In the PNAS paper, the UCSD researchers compared their method against InsPecT, an algorithm that had previously been shown to be two orders of magnitude faster than Sequest because it filters the protein database in order to reduce the search time.
The researchers reported that the spectral networks analysis method took nine minutes to process 11,760 spectra on a Pentium 4-based PC, compared to InsPecT’s run time of 55 minutes using a “moderately sized” database of 13,749 human proteins.

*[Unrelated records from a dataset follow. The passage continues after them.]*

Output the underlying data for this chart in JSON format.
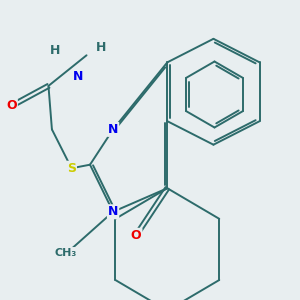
{
  "bg_color": "#e8eef0",
  "atom_colors": {
    "C": "#2d6b6b",
    "N": "#0000ee",
    "O": "#ee0000",
    "S": "#cccc00",
    "H": "#2d6b6b"
  },
  "bond_color": "#2d6b6b",
  "bond_width": 1.4,
  "font_size": 9,
  "title": ""
}
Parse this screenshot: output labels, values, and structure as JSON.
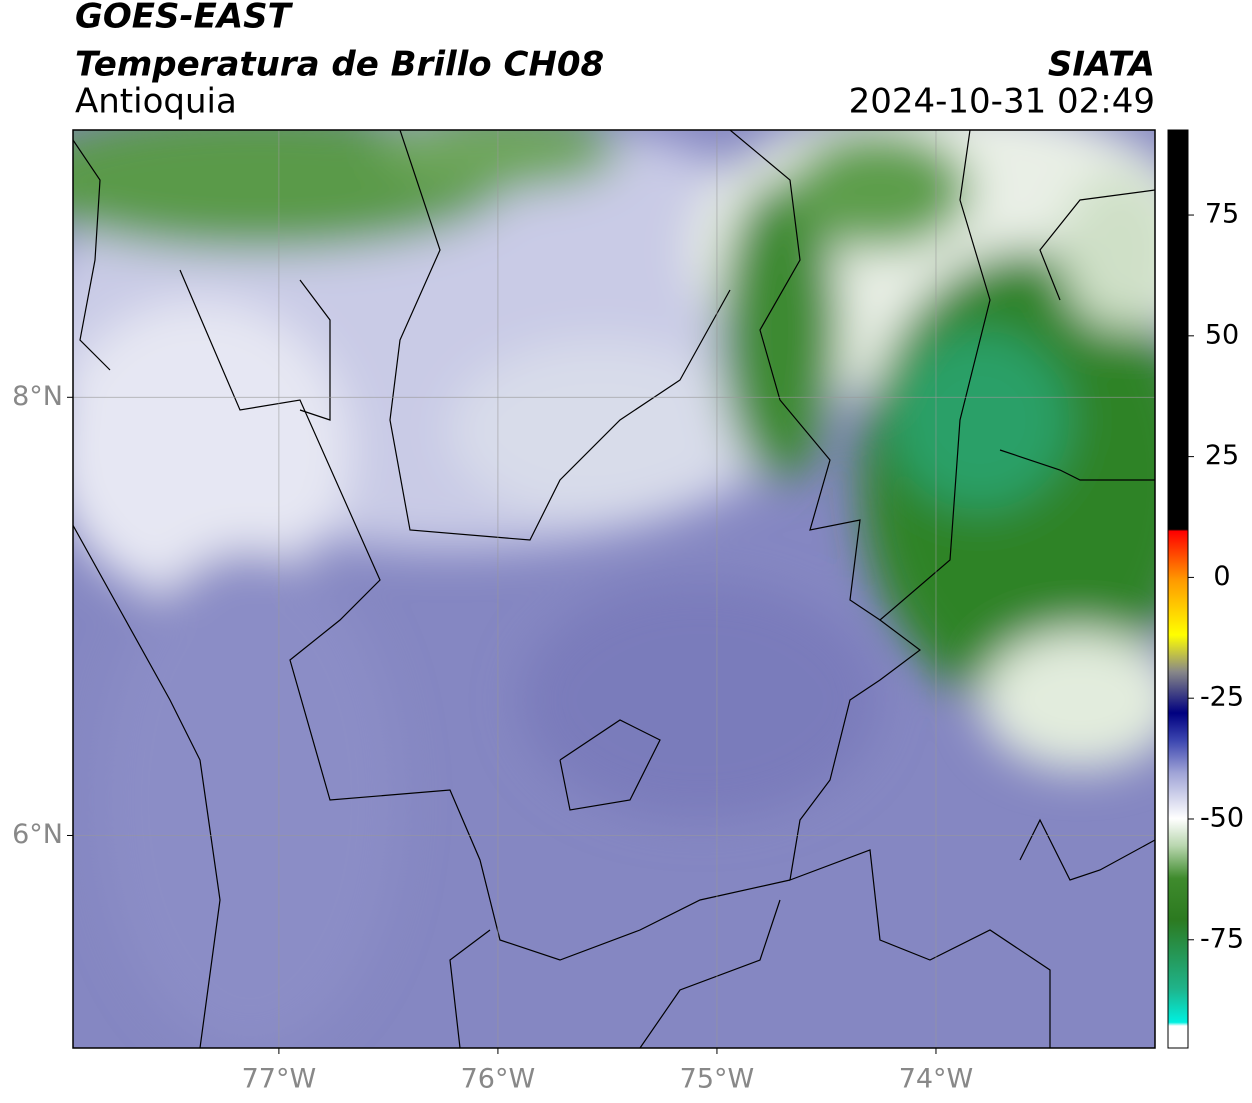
{
  "header": {
    "title": "GOES-EAST",
    "subtitle": "Temperatura de Brillo CH08",
    "region": "Antioquia",
    "source": "SIATA",
    "datetime": "2024-10-31 02:49"
  },
  "map": {
    "xlim": [
      -77.94,
      -73.0
    ],
    "ylim": [
      5.03,
      9.22
    ],
    "xticks": [
      {
        "value": -77,
        "label": "77°W"
      },
      {
        "value": -76,
        "label": "76°W"
      },
      {
        "value": -75,
        "label": "75°W"
      },
      {
        "value": -74,
        "label": "74°W"
      }
    ],
    "yticks": [
      {
        "value": 6,
        "label": "6°N"
      },
      {
        "value": 8,
        "label": "8°N"
      }
    ],
    "grid": true
  },
  "colorbar": {
    "lim": [
      -97.4,
      92.6
    ],
    "ticks": [
      -75,
      -50,
      -25,
      0,
      25,
      50,
      75
    ]
  }
}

InsPecT identified 515 unmodified proteins in the sample, of which 413 had a prefix, suffix, or modified variant and would therefore be “amenable to pairing.” The UCSD method identified 386 of those 413 peptides, according to the PNAS paper.
“If there is no database, then this is the only technique available.”
The difference in identifications highlights one drawback of the approach, which is that not all peptides have spectral pairs. “If we don’t have a pair, this doesn’t apply,” Bandeira acknowledged, noting that the method should serve as an effective complement to database-searching methods, but not a replacement for them.
Pevzner said that his group is further developing the method for de novo protein sequencing and that the UCSD team has submitted another paper for publication that discusses the use of spectral networks analysis for this application.
Currently, he said, his lab is working with Genentech on using the approach to sequence antibodies. “Alternative techniques would take one year to sequence a single antibody,” he said. The researchers are also building genome-wide spectral networks for several bacterial genomes, Pevzner said.
The UCSD team is still working on a more user-friendly version of the spectral networks analysis software that they plan on releasing as an open source package in the next few weeks, Bandeira said. The software will be available through the UCSC bioinformatics lab’s website.
Longer-term goals include providing a web-based tool that will allow users to submit their spectra for analysis, “but that would be subject to the availability of computers and other resources,” Bandeira said.